I changed a lot. It's normal. I used to be an INFJ and now I'm this

miranda1651 says...

I too took this test around twenty years ago and was scored as an INTJ. However, unexpected suffering in life either personally or seen/heard in others I've met along the way has changed my type to an INFJ. Interesting....

Guest (not verified) says...

Just took the MB test (twice) just to be sure. INFJ. So, this is where all my people are! Hello! Now I understand why no one wants to watch movies with me. I cannot count how many times people have told me, stop saying what you think is going to happen. LOL!

bih17529 says...

I fail to see how INFJ's are rare. There can't be so few of us in the world. It's just not possible.

Guest (not verified) says...

We do change as our life evolves and our life situations changes, and our social life goes through test after test after test. You can call it learning curves, or taking account of what happened to us.

Guest (not verified) says...

The same has happened to me. I took the test in 1999, and thought 'Yes!' when told I heard the description of the INTP, but now INFJ feels right.

Oliver (not verified) says...

Same

I was an INTJ for 6 years. Never understood why I was so lost until I found out I was an INFJ 6 years later! Now everything makes sense...
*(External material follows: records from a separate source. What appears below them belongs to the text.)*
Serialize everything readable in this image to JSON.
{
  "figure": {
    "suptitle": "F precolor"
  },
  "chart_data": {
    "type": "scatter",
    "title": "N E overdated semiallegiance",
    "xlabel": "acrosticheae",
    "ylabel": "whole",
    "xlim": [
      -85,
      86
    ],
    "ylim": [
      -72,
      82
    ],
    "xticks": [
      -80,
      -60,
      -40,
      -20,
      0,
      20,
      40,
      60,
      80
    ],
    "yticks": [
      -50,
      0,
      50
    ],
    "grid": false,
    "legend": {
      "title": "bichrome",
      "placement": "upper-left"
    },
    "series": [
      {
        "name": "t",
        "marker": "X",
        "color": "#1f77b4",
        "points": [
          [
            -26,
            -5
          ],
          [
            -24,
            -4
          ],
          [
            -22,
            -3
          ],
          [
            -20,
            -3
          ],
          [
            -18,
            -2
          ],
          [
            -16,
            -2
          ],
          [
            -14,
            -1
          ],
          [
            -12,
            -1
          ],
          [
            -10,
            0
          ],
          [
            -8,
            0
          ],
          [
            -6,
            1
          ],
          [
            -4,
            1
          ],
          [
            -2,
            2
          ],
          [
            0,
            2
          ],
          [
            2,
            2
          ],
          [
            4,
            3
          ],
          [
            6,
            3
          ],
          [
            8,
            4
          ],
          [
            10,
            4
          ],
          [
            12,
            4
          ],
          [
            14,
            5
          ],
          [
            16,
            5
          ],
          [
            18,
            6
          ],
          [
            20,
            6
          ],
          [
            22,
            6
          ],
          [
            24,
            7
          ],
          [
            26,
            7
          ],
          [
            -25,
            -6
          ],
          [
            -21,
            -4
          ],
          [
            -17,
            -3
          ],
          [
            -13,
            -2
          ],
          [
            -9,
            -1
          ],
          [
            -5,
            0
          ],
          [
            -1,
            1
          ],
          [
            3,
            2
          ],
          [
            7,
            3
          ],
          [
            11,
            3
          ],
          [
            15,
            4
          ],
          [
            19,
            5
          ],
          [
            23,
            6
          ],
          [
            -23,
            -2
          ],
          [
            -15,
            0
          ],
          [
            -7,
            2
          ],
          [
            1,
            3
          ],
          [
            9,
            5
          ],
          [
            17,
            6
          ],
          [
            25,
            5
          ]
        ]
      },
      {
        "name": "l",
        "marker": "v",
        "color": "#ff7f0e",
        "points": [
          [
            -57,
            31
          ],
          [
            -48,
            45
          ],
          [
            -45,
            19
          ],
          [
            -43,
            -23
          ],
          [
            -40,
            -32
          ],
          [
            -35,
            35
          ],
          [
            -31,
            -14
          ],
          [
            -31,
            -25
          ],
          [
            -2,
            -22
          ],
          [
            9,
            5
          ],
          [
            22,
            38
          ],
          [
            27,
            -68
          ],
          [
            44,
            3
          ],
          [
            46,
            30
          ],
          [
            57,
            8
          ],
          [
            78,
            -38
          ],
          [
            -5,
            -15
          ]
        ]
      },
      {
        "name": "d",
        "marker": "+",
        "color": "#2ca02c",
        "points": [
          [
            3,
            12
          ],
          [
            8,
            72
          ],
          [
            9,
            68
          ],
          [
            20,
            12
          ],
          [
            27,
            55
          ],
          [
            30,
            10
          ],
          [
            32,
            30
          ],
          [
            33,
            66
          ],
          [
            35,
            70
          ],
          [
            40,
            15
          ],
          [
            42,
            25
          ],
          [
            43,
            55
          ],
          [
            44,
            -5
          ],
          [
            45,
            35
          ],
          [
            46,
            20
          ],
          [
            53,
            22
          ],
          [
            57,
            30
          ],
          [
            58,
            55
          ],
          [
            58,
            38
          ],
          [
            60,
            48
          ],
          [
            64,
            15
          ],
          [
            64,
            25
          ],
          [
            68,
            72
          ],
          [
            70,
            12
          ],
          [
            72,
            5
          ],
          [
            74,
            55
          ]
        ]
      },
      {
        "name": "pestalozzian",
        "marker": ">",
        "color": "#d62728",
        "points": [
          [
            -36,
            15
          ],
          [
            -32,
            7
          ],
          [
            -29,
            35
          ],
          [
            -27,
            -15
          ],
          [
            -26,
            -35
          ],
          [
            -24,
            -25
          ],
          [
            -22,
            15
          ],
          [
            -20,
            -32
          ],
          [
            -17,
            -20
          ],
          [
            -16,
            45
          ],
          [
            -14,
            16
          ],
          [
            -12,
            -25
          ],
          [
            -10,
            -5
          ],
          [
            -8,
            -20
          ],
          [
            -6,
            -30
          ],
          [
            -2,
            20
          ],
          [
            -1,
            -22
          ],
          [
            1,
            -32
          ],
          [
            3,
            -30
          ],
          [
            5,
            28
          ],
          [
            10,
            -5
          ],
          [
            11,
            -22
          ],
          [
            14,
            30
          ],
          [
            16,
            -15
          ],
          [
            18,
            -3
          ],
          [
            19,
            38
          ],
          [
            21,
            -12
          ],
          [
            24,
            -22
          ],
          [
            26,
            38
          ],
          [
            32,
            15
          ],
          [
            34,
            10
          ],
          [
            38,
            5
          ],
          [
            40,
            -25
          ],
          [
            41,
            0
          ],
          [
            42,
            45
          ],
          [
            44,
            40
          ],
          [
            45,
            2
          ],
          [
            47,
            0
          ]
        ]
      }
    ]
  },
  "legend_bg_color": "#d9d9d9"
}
Guest (not verified) says...

Mine has changed with age as well. When I took the test my first year of university (early 20's), I was an INTJ. The administrator was surprised by this because of its rarity and because I was female. In my mid 40's, I score as an INFJ and reading about this personality type, it certainly hits home on every mark, though parts of the descriptions for INTJ still fit with me as well. Interesting.